1.08 Commutation of market linked pension

(1) This regulation applies in relation to the terms and conditions of an RSA mentioned in paragraph 1.07 (3A) (d) for a market linked pension.

(2) The terms and conditions meet the standards of this regulation if they ensure that the pension cannot be commuted, in whole or in part, unless:

(a) the commutation results from the death of a pensioner or a reversionary pensioner; or

(b) the sole purpose of the commutation is:

(i) to pay a superannuation contributions surcharge; or

(ii) to give effect to an entitlement of a non-member spouse under a payment split; or

(iii) to meet the rights of a client to return a financial product under Division 5 of Part 7.9 of the Corporations Act 2001; or

(c) the pension has paid, in the financial year in which the commutation is to take place, at least the minimum amount under subregulation (3).

(3) For paragraph (2) (c), the minimum amount is calculated using the formula:

annual amount * (Days in payment period / Days in financial year)

where:

annual amount for the financial year means the amount worked out in accordance with Schedule 4 for the pension, rounded to the nearest 10 whole dollars.

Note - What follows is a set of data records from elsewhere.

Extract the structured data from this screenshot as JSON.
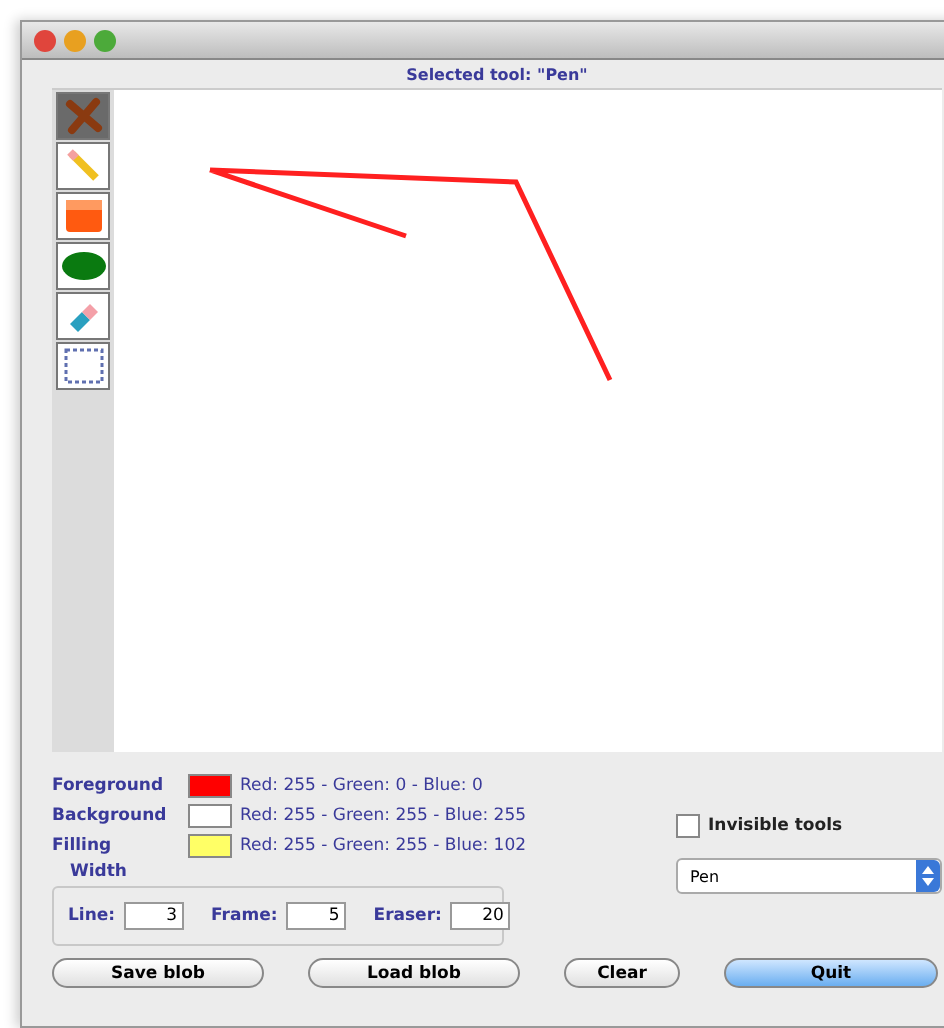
{
  "status_label": "Selected tool: \"Pen\"",
  "tools": [
    {
      "kind": "cross",
      "selected": true
    },
    {
      "kind": "pencil",
      "selected": false
    },
    {
      "kind": "rectangle",
      "selected": false
    },
    {
      "kind": "ellipse",
      "selected": false
    },
    {
      "kind": "eraser",
      "selected": false
    },
    {
      "kind": "selection",
      "selected": false
    }
  ],
  "colors": [
    {
      "label": "Foreground",
      "color": "#ff0000",
      "value": "Red: 255 - Green: 0 - Blue: 0"
    },
    {
      "label": "Background",
      "color": "#ffffff",
      "value": "Red: 255 - Green: 255 - Blue: 255"
    },
    {
      "label": "Filling",
      "color": "#ffff66",
      "value": "Red: 255 - Green: 255 - Blue: 102"
    }
  ],
  "invisible_tools": {
    "label": "Invisible tools",
    "checked": false
  },
  "tool_select": {
    "value": "Pen"
  },
  "width": {
    "title": "Width",
    "fields": [
      {
        "label": "Line:",
        "value": "3"
      },
      {
        "label": "Frame:",
        "value": "5"
      },
      {
        "label": "Eraser:",
        "value": "20"
      }
    ]
  },
  "buttons": [
    {
      "label": "Save blob",
      "default": false
    },
    {
      "label": "Load blob",
      "default": false
    },
    {
      "label": "Clear",
      "default": false
    },
    {
      "label": "Quit",
      "default": true
    }
  ]
}
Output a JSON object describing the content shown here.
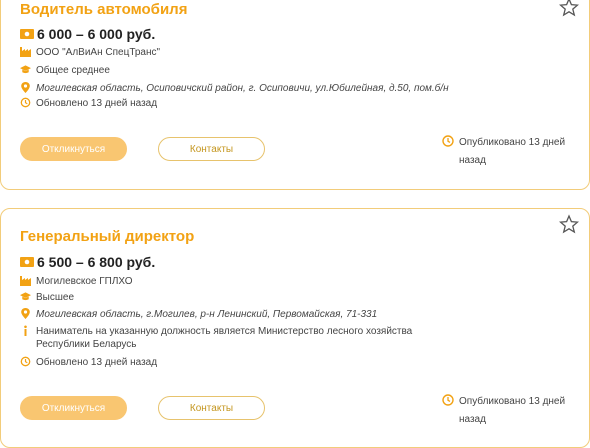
{
  "colors": {
    "accent": "#f2a214",
    "button_fill": "#f9c671",
    "card_border": "#f2cc7a",
    "icon": "#f2a214"
  },
  "vacancies": [
    {
      "title": "Водитель автомобиля",
      "salary": "6 000 – 6 000 руб.",
      "company": "ООО \"АлВиАн СпецТранс\"",
      "education": "Общее среднее",
      "address": "Могилевская область, Осиповичский район, г. Осиповичи, ул.Юбилейная, д.50, пом.б/н",
      "updated": "Обновлено 13 дней назад",
      "apply_label": "Откликнуться",
      "contacts_label": "Контакты",
      "published": "Опубликовано 13 дней назад"
    },
    {
      "title": "Генеральный директор",
      "salary": "6 500 – 6 800 руб.",
      "company": "Могилевское ГПЛХО",
      "education": "Высшее",
      "address": "Могилевская область, г.Могилев, р-н Ленинский, Первомайская, 71-331",
      "note": "Наниматель на указанную должность является Министерство лесного хозяйства Республики Беларусь",
      "updated": "Обновлено 13 дней назад",
      "apply_label": "Откликнуться",
      "contacts_label": "Контакты",
      "published": "Опубликовано 13 дней назад"
    }
  ]
}
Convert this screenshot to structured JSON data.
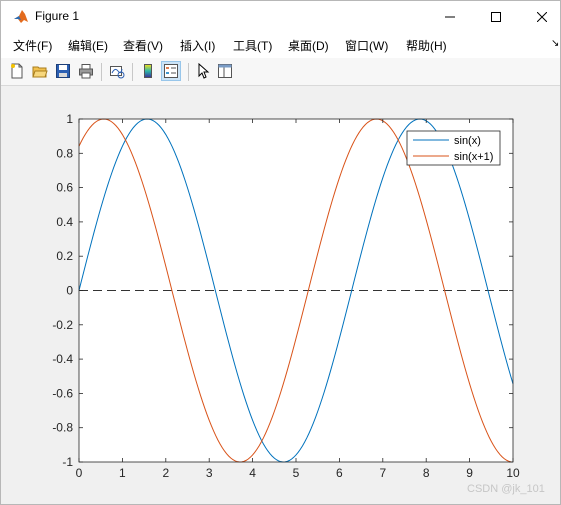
{
  "window": {
    "title": "Figure 1"
  },
  "menu": {
    "items": [
      "文件(F)",
      "编辑(E)",
      "查看(V)",
      "插入(I)",
      "工具(T)",
      "桌面(D)",
      "窗口(W)",
      "帮助(H)"
    ]
  },
  "toolbar": {
    "icons": [
      "new-figure-icon",
      "open-file-icon",
      "save-icon",
      "print-icon",
      "link-plot-icon",
      "insert-colorbar-icon",
      "insert-legend-icon",
      "edit-pointer-icon",
      "property-inspector-icon"
    ]
  },
  "watermark": "CSDN @jk_101",
  "chart_data": {
    "type": "line",
    "xlim": [
      0,
      10
    ],
    "ylim": [
      -1,
      1
    ],
    "xticks": [
      "0",
      "1",
      "2",
      "3",
      "4",
      "5",
      "6",
      "7",
      "8",
      "9",
      "10"
    ],
    "yticks": [
      "-1",
      "-0.8",
      "-0.6",
      "-0.4",
      "-0.2",
      "0",
      "0.2",
      "0.4",
      "0.6",
      "0.8",
      "1"
    ],
    "x_start": 0,
    "x_end": 10,
    "x_step": 0.05,
    "series": [
      {
        "name": "sin(x)",
        "function": "sin(x)",
        "color": "#0072bd"
      },
      {
        "name": "sin(x+1)",
        "function": "sin(x+1)",
        "color": "#d95319"
      }
    ],
    "reference_line": {
      "y": 0,
      "style": "dashed",
      "color": "#333333"
    },
    "legend": {
      "position": "top-right"
    },
    "grid": false
  }
}
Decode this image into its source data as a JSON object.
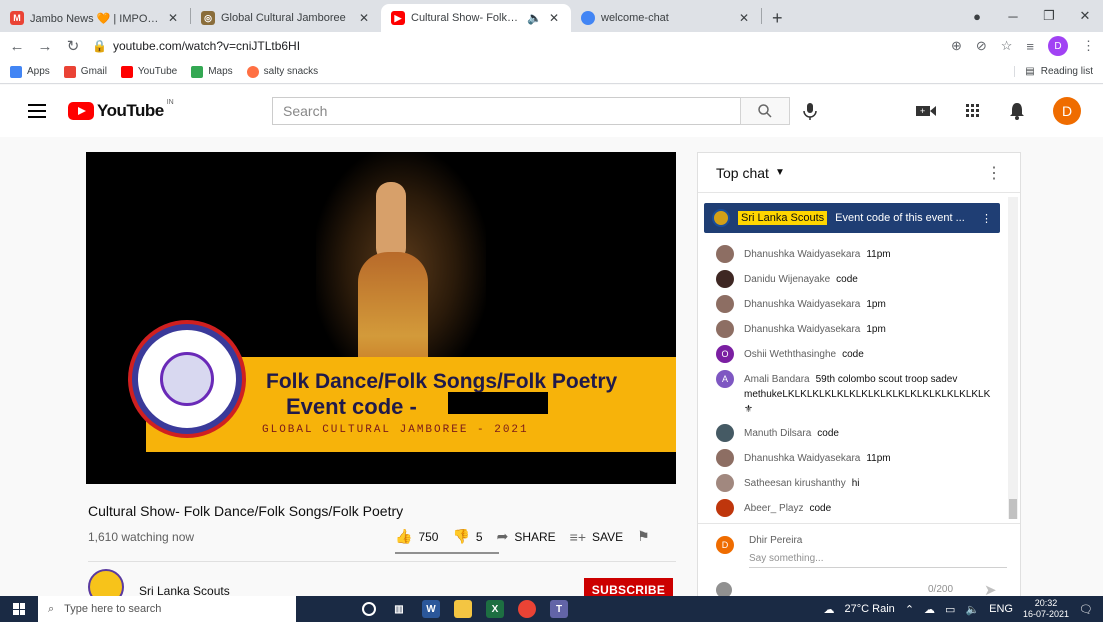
{
  "browser": {
    "tabs": [
      {
        "title": "Jambo News 🧡 | IMPORTANT! - ",
        "fav_color": "#ea4335",
        "fav_glyph": "M",
        "active": false
      },
      {
        "title": "Global Cultural Jamboree",
        "fav_color": "#8a6d3b",
        "fav_glyph": "◎",
        "active": false
      },
      {
        "title": "Cultural Show- Folk Dance/F",
        "fav_color": "#ff0000",
        "fav_glyph": "▶",
        "active": true
      },
      {
        "title": "welcome-chat",
        "fav_color": "#4285f4",
        "fav_glyph": "●",
        "active": false
      }
    ],
    "new_tab": "+",
    "url": "youtube.com/watch?v=cniJTLtb6HI",
    "profile_initial": "D",
    "bookmarks": [
      {
        "label": "Apps",
        "color": "#4285f4"
      },
      {
        "label": "Gmail",
        "color": "#ea4335"
      },
      {
        "label": "YouTube",
        "color": "#ff0000"
      },
      {
        "label": "Maps",
        "color": "#34a853"
      },
      {
        "label": "salty snacks",
        "color": "#ff7043"
      }
    ],
    "reading_list": "Reading list"
  },
  "masthead": {
    "logo_word": "YouTube",
    "country": "IN",
    "search_placeholder": "Search",
    "avatar_initial": "D"
  },
  "video": {
    "banner_line1": "Folk Dance/Folk Songs/Folk Poetry",
    "banner_line2": "Event code  -",
    "banner_line3": "GLOBAL CULTURAL JAMBOREE - 2021",
    "title": "Cultural Show- Folk Dance/Folk Songs/Folk Poetry",
    "watching": "1,610 watching now",
    "likes": "750",
    "dislikes": "5",
    "share_label": "SHARE",
    "save_label": "SAVE",
    "channel_name": "Sri Lanka Scouts",
    "subscribe_label": "SUBSCRIBE"
  },
  "chat": {
    "header": "Top chat",
    "pinned": {
      "author": "Sri Lanka Scouts",
      "text": "Event code of this event ..."
    },
    "messages": [
      {
        "author": "Dhanushka Waidyasekara",
        "text": "11pm",
        "color": "#8d6e63",
        "initial": ""
      },
      {
        "author": "Danidu Wijenayake",
        "text": "code",
        "color": "#3e2723",
        "initial": ""
      },
      {
        "author": "Dhanushka Waidyasekara",
        "text": "1pm",
        "color": "#8d6e63",
        "initial": ""
      },
      {
        "author": "Dhanushka Waidyasekara",
        "text": "1pm",
        "color": "#8d6e63",
        "initial": ""
      },
      {
        "author": "Oshii Weththasinghe",
        "text": "code",
        "color": "#7b1fa2",
        "initial": "O"
      },
      {
        "author": "Amali Bandara",
        "text": "59th colombo scout troop sadev methukeLKLKLKLKLKLKLKLKLKLKLKLKLKLKLKLKLK ⚜",
        "color": "#7e57c2",
        "initial": "A"
      },
      {
        "author": "Manuth Dilsara",
        "text": "code",
        "color": "#455a64",
        "initial": ""
      },
      {
        "author": "Dhanushka Waidyasekara",
        "text": "11pm",
        "color": "#8d6e63",
        "initial": ""
      },
      {
        "author": "Satheesan kirushanthy",
        "text": "hi",
        "color": "#a1887f",
        "initial": ""
      },
      {
        "author": "Abeer_ Playz",
        "text": "code",
        "color": "#bf360c",
        "initial": ""
      }
    ],
    "me_name": "Dhir Pereira",
    "me_initial": "D",
    "input_placeholder": "Say something...",
    "counter": "0/200"
  },
  "taskbar": {
    "search_placeholder": "Type here to search",
    "weather": "27°C  Rain",
    "lang": "ENG",
    "time": "20:32",
    "date": "16-07-2021"
  }
}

days in payment period means the number of days in the period that:

(a) starts on:

(i) if the pension commenced in the financial year in which the commutation is to take place - the commencement day; or

(ii) in any other case - 1 July in that financial year; and

(b) ends at the end of the day on which the commutation is to take place.

days in financial year means the number of days in the financial year in which the commutation is to take place.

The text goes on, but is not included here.